Maybe you can find someone who can do it for you? My aunt, Victoria, comes and does it for us, then I send it in. . .


----------



## StaceyRosado (Oct 5, 2007)

for an unregistered doe? not a priority. Especialy since I am selling her anyway.


----------



## RowdyKidz (Apr 2, 2009)

That stinks.

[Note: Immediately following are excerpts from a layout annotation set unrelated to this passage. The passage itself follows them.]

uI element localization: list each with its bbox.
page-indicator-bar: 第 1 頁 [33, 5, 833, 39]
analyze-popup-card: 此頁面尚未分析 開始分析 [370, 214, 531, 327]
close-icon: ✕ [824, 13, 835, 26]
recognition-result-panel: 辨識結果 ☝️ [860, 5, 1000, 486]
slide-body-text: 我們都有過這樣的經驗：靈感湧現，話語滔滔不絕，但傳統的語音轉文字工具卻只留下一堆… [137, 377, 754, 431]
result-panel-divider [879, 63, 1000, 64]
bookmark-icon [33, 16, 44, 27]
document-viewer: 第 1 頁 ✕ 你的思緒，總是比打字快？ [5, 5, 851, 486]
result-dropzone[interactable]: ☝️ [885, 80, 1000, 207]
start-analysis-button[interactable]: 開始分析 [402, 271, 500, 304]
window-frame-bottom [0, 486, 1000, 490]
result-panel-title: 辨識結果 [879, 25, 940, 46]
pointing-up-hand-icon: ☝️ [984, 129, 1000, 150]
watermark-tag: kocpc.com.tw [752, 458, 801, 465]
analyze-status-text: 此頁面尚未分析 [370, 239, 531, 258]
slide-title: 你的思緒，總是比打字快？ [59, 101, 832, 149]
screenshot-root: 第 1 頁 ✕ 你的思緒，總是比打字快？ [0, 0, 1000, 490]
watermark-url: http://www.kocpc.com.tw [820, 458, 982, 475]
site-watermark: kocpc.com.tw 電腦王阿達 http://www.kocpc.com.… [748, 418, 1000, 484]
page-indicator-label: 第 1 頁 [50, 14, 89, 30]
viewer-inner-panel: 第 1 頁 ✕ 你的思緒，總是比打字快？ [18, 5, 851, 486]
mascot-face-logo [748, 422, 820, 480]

Sorry Stacey.


----------



## smwon (Aug 3, 2008)

Oh man!


----------



## keren (Oct 26, 2008)

Oh I wish I could buy her!

I fell in love with her, the first time I ever went to your website - I'd never seen a goat that colour, she is beautiful  

Why are you selling her?


----------



## StaceyRosado (Oct 5, 2007)

because parents put a limit on the number of goats I could have and I bought another


----------



## keren (Oct 26, 2008)

Yep, I completely understand. Two wethers, two bucks and a doe are going from here shortly, to make up for the 4 sheep I purchased.


----------



## StaceyRosado (Oct 5, 2007)

I would try to keep her .... BUT I also want to keep a doeling from Sweet Pea (if she has one) so I will already be over the 5 goat limit


----------



## keren (Oct 26, 2008)

Hard, isnt it? In some ways, although I want all :girl: :girl: :girl: :girl: :girl: :girl: :girl: from my goats and these new sheep, its easier if they are :boy: :boy: :boy: :boy: cos most of them I just whack a green ring on and its either into the freezer or sold. 

I only have my eye on one or two of my goats to retain doe kids from this year, but I'd love to retain a female from each of the sheep, if they listen and give me girls. But I dont think I can keep em all *sigh*

My parents dont enforce a limit, but I sort of have made myself one, after getting too big and realising I needed to scale back. Atm I have 23 goats and now 4 sheep, plus Dad's 6 sheep and my brother's goat. And that number probably needs to drop by 6 or so for me to be comfortable again.


----------



## StaceyRosado (Oct 5, 2007)

well the limit of 5 is not what my parent said ... they saiid 2 was enough  but I said I think 5 is good. So in a way its my word that i need to keep


----------



## keren (Oct 26, 2008)

Sounds fair to me. 2 is def. not enough!


----------